Latest News
SLC suspends all board-run domestic tournaments
Sri Lanka Cricket (SLC) on Friday announced that it was suspending all board-run domestic tournaments in the country, a move understood to have stemmed from a dispute surrounding the restructuring of these tournaments.
“Sri Lanka Cricket has decided to immediately halt all board-conducted domestic tournaments,” SLC stated in a media release. “This includes the ongoing Major Club 3-Day Tournament and also the Invitational Club Tier ‘B’ 3-Day Tournament.”
The situation goes back to 2021 when SLC had sought to revamp its domestic structure that critics had long viewed as bloated. The plan, which was recommended by the now-defunct Technical Advisory Committee headed by Aravinda de Silva, had seen a two-tier structure done away with and replaced by two groups of 13 teams.
The idea was that these 26 teams would compete in three-day matches over the course of a season, with the bottom two sides from each group (four in total) relegated for the first two years, with three teams being relegated in the third. This would then leave 15 teams playing in Sri Lanka’s premier domestic tournament, thus addressing complaints over its bloated nature as well as presumably cultivating a culture of higher calibre cricket.
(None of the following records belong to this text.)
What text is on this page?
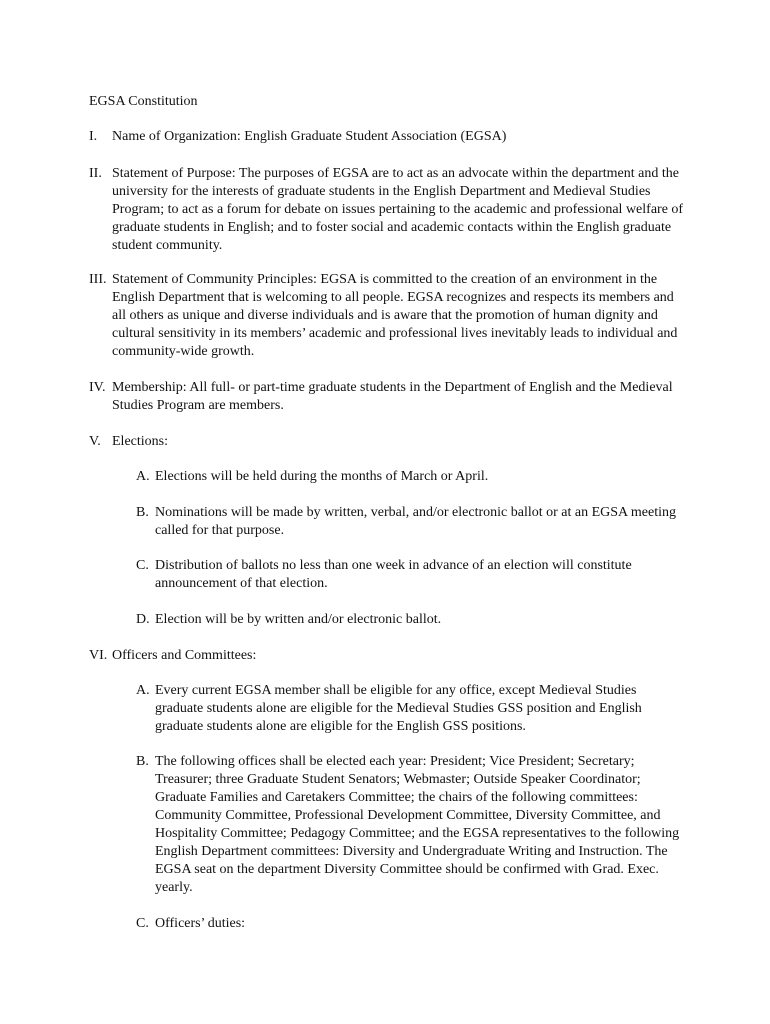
EGSA Constitution
I.	Name of Organization: English Graduate Student Association (EGSA)
II. Statement of Purpose: The purposes of EGSA are to act as an advocate within the department and the university for the interests of graduate students in the English Department and Medieval Studies Program; to act as a forum for debate on issues pertaining to the academic and professional welfare of graduate students in English; and to foster social and academic contacts within the English graduate student community.
III. Statement of Community Principles: EGSA is committed to the creation of an environment in the English Department that is welcoming to all people. EGSA recognizes and respects its members and all others as unique and diverse individuals and is aware that the promotion of human dignity and cultural sensitivity in its members’ academic and professional lives inevitably leads to individual and community-wide growth.
IV. Membership: All full- or part-time graduate students in the Department of English and the Medieval Studies Program are members.
V. Elections:
A. Elections will be held during the months of March or April.
B. Nominations will be made by written, verbal, and/or electronic ballot or at an EGSA meeting called for that purpose.
C. Distribution of ballots no less than one week in advance of an election will constitute announcement of that election.
D. Election will be by written and/or electronic ballot.
VI. Officers and Committees:
A. Every current EGSA member shall be eligible for any office, except Medieval Studies graduate students alone are eligible for the Medieval Studies GSS position and English graduate students alone are eligible for the English GSS positions.
B. The following offices shall be elected each year: President; Vice President; Secretary; Treasurer; three Graduate Student Senators; Webmaster; Outside Speaker Coordinator; Graduate Families and Caretakers Committee; the chairs of the following committees: Community Committee, Professional Development Committee, Diversity Committee, and Hospitality Committee; Pedagogy Committee; and the EGSA representatives to the following English Department committees: Diversity and Undergraduate Writing and Instruction. The EGSA seat on the department Diversity Committee should be confirmed with Grad. Exec. yearly.
C. Officers’ duties:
However, a byproduct of the relegation system was that the relegated teams would no longer have a three-day tournament to compete in, instead contesting in the Governor’s Trophy, a limited-overs tournament. This in turn led to several relegated clubs complaining about a lack of cricket both in quantity and quality.
On June 17, following these complaints, SLC, at an Emergency General Meeting, held a vote among its members to reinstate the two-tier system that had been in place prior to 2021. The move was ratified by SLC membership and thus the Major Club three-day Tournament and the Invitational Club Tier B three-day tournament began in June and July 2023 respectively.
In terms of deciding which sides would compete in the new Tier B tournament, SLC decided to include the four relegated teams from 2022, as well as the top six teams from the Governor’s Trophy tournament.
This move however was protested by Gesto Cricket Club (GCC), a team competing and hovering near the bottom of the Governor’s Trophy tournament. While the exact reasoning is unclear, they would take the matter to Sri Lanka’s Court of Appeals, which in August ruled to take up the hearing at a future date until which time the tournaments would be allowed to continue as planned.
GCC, unhappy with this outcome, appealed the decision to Sri Lanka’s Ministry of Sports. This appeal would be ratified by Sri Lanka’s sports minister, Roshan Ranasinghe, following which the Director General of Sports wrote to SLC on August 25 stating that any move to change a tournament’s structure could only happen through a change in the SLC’s constitution. As per Sri Lanka’s Sports Law, any change to SLC’s constitution requires the approval of the sports minister.